PEAK1 regulates cytoskeletal and focal adhesion proteins and undergoes Src kinase-dependent tyrosine phosphorylation in response to cell adhesion or EGF stimulation. (A) Protein lysates of 293T cells expressing GFP-PEAK1 (PEAK1) in suspension (Sus) or attached (Atta) to fibronectin (FN) were immunoblotted with indicated total protein and pY site-specific antibodies. (B) Lysates from PEAK1-specific siRNA (siPEAK1) or scrambled control siRNA (siCtrl)-treated cells in suspension or attached to FN for 30 min were immunoblotted as in A. (C) GFP, GFP-PEAK1, and GFP-PEAK1 truncated forms (N1–N3, C1, and C2; Fig. S4A) were immunoprecipitated then immunoblotted for associated Crk and Cas proteins. Whole-cell lysates were also immunoblotted for the indicated proteins. (D and E) pY Western blots of GFP-PEAK1 immunoprecipitated from cells stimulated or not stimulated with EGF for 10 min (D) or stimulated with EGF and in the absence or presence of the Src kinase inhibitor PP2 (E). (F and G) pY Western blots of GFP-PEAK1 immunoprecipitated from cells in suspension (Sus) or reattached to 5 μg/mL of poly-L-lysine (PLL), FN, or laminin (LN), respectively, (F) or cells reattached to FN in the absence or presence of PP2 (G). Total PEAK1 levels in E and F were detected by Ponceau staining. (H) pY immunoprecipitation of total lysates from wild-type (^+/+) or Src/Fyn/Yes (SYF) knockout (^−/−) MEFs and Western blots for PEAK1 after EGF stimulation for 10 min.

Fig. 3.

PEAK1 regulates cell spreading and directional cell migration. Cos-7 cells treated with siPEAK1 or siCtrl (A) or HEK 293T cells expressing exogenous GFP-PEAK1 or GFP (B) only were allowed to attach and spread on 5 μg/mL fibronectin for the indicated times. Cell areas were measured by using MetaMorph.
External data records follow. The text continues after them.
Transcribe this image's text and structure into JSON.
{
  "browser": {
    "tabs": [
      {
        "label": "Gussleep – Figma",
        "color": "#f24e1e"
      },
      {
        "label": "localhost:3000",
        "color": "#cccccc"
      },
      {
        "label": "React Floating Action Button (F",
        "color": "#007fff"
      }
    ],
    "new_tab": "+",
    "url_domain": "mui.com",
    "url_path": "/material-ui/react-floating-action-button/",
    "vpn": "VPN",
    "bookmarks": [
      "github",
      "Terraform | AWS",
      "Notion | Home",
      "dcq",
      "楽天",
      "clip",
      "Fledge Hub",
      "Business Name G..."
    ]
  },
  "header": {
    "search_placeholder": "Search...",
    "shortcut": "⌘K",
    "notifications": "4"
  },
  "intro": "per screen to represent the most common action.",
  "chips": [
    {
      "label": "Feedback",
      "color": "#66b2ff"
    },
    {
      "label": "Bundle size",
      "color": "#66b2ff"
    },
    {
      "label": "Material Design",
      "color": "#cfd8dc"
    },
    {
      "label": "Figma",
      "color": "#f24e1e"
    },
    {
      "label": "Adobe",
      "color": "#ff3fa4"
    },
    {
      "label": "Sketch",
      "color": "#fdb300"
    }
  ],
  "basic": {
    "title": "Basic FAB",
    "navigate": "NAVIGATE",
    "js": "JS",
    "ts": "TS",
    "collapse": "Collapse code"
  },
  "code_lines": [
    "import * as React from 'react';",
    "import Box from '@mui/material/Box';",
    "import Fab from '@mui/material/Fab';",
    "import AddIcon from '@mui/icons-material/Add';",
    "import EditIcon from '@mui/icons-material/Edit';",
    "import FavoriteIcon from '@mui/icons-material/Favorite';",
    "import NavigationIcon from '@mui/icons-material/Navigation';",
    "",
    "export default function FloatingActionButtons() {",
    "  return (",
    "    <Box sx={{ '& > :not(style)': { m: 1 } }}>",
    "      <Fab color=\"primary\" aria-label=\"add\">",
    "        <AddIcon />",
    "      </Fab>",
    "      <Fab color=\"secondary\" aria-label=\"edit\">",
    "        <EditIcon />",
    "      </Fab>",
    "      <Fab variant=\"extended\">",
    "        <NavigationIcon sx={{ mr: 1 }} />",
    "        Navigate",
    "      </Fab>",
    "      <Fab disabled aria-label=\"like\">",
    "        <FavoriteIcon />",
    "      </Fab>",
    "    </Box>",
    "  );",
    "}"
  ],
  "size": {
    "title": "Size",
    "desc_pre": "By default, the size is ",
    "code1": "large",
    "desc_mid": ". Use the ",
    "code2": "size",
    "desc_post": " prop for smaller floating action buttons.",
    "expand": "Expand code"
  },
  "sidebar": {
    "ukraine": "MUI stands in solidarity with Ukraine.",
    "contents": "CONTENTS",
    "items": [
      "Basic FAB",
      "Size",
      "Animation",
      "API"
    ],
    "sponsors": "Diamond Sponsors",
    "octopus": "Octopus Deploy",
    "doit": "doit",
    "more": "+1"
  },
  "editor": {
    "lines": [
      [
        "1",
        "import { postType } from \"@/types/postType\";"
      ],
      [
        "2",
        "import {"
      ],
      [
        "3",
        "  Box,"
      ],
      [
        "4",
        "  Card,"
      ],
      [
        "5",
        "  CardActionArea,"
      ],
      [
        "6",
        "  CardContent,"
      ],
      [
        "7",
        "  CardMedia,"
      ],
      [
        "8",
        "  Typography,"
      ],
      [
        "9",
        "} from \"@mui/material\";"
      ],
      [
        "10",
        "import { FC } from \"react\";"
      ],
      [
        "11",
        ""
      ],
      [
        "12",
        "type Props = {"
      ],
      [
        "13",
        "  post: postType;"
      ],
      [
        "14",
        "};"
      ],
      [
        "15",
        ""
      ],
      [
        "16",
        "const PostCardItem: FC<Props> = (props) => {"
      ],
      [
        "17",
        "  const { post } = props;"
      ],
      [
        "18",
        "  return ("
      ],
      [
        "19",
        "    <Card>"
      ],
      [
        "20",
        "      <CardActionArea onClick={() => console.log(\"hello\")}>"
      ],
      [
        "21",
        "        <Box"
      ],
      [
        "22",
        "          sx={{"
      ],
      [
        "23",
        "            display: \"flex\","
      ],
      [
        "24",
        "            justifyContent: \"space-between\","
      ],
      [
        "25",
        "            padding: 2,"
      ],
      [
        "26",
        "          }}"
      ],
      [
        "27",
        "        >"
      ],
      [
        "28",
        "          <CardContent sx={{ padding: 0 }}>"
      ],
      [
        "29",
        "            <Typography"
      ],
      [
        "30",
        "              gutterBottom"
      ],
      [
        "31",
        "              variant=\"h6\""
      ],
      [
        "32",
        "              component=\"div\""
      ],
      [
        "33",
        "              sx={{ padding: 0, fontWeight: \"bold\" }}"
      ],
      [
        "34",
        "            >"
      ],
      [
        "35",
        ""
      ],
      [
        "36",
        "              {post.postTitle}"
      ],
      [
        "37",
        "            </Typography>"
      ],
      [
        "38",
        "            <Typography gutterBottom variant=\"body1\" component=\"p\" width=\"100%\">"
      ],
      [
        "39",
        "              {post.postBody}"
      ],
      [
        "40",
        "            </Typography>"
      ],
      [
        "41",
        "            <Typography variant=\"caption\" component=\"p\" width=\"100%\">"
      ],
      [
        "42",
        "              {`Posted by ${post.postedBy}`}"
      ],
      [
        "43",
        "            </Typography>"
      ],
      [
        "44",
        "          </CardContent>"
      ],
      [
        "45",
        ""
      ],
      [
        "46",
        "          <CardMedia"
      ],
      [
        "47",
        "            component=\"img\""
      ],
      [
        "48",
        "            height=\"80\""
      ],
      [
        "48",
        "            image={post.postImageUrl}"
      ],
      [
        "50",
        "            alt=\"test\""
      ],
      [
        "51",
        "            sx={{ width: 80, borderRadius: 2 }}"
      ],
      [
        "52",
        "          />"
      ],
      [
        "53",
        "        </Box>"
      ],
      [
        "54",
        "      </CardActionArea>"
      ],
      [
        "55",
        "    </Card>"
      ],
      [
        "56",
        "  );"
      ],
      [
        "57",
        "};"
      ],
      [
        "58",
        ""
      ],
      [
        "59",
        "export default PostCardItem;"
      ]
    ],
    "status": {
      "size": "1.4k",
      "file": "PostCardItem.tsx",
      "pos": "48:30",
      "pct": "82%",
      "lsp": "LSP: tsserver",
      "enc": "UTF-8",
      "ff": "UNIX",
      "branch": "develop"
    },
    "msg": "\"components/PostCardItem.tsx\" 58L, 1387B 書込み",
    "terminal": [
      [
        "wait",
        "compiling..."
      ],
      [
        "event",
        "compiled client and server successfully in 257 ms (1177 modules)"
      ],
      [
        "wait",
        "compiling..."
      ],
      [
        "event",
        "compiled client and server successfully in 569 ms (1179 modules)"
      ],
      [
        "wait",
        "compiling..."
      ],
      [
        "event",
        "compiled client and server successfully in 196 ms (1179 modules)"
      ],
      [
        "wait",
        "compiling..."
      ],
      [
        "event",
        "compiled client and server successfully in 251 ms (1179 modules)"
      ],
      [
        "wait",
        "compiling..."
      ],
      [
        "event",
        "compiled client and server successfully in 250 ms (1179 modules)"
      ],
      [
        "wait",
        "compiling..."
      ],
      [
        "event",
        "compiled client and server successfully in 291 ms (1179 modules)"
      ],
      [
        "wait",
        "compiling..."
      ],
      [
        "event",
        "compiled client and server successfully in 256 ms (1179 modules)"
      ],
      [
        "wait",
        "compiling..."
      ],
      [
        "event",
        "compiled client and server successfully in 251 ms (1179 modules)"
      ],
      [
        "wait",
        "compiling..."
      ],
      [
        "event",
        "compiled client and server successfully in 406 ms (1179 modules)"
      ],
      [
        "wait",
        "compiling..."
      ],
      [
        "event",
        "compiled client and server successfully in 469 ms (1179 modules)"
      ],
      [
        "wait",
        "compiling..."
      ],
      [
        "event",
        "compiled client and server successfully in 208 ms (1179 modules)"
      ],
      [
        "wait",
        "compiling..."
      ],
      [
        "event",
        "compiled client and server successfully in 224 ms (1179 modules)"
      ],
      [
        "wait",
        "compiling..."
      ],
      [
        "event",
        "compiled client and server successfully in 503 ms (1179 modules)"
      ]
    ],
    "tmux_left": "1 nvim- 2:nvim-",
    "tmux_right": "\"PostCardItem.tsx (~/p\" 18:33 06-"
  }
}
Bars indicate mean ± SD in all figures unless indicated otherwise. *P < 0.01; **P < 0.001. Cos-7 cell chemotaxis toward LPA after treatment with siPEAK1 or siCtrl (C) or overexpression of GFP-PEAK1 or GFP (D). (E) Cell migration toward FN of XPA-1 pancreatic cancer cells treated with shRNA specific for PEAK1 (shPEAK1) or a scrambled control shRNA (shCtrl). (F and G) Cells (5 × 10⁴) as in E were plated onto FN-coated six-well plates, and >70 cells were tracked in each population by using phase-contrast microscopy and MetaMorph software during the subsequent 24 h. The resulting endpoint displacement (F) and cell migration persistance (G) were plotted. (H) After cell migration tracking as in F and G, cell velocity was quantified for shCtrl and shPEAK1 cell populations that were transiently transfected with empty vector or Src overexpression vector. ***P < 0.0001.

Fig. 4.

PEAK1 promotes oncogenic growth of cancer cells in vitro and in vivo and is up-regulated in human colon cancer. Comparison of soft agar colony size and number in MDA-435 cells expressing GFP-PEAK1 or GFP only (A) or depleted of GFP-PEAK1 by shRNA (B) (see also Fig. S5). The area of the colonies is shown as mean ± SEM. (C) Cells from A and B were cultured under suspension conditions for 30 min followed by lysis and Western blot analysis of P-Erk and total Erk proteins. (D) Whole-animal fluorescent images of MDA-435-GFP (GFP) and MDA-435-PEAK1 (PEAK1) cancer cells allowed to grow s.c. in nude mice for 9 wk. (E) Tumor data from mice shown in D: Upper, average tumor weight after tumor excision; Lower, average tumor area as measured by whole-body fluorescence imaging throughout the course of the experiment. (F) Average tumor size of XPA-1 human pancreatic cancer cells stably expressing control scrambled or PEAK1 shRNA and growing orthotopically in the pancreas of nude mice for 4 and 5 wk. The data are shown as mean ± SEM for E and F. (G) Representative in situ hybridization images of PEAK1 expression levels (red stain) in normal colon tissue (NC), primary colon cancer tissue (CC), and a liver metastasis (LM) taken from the same patient.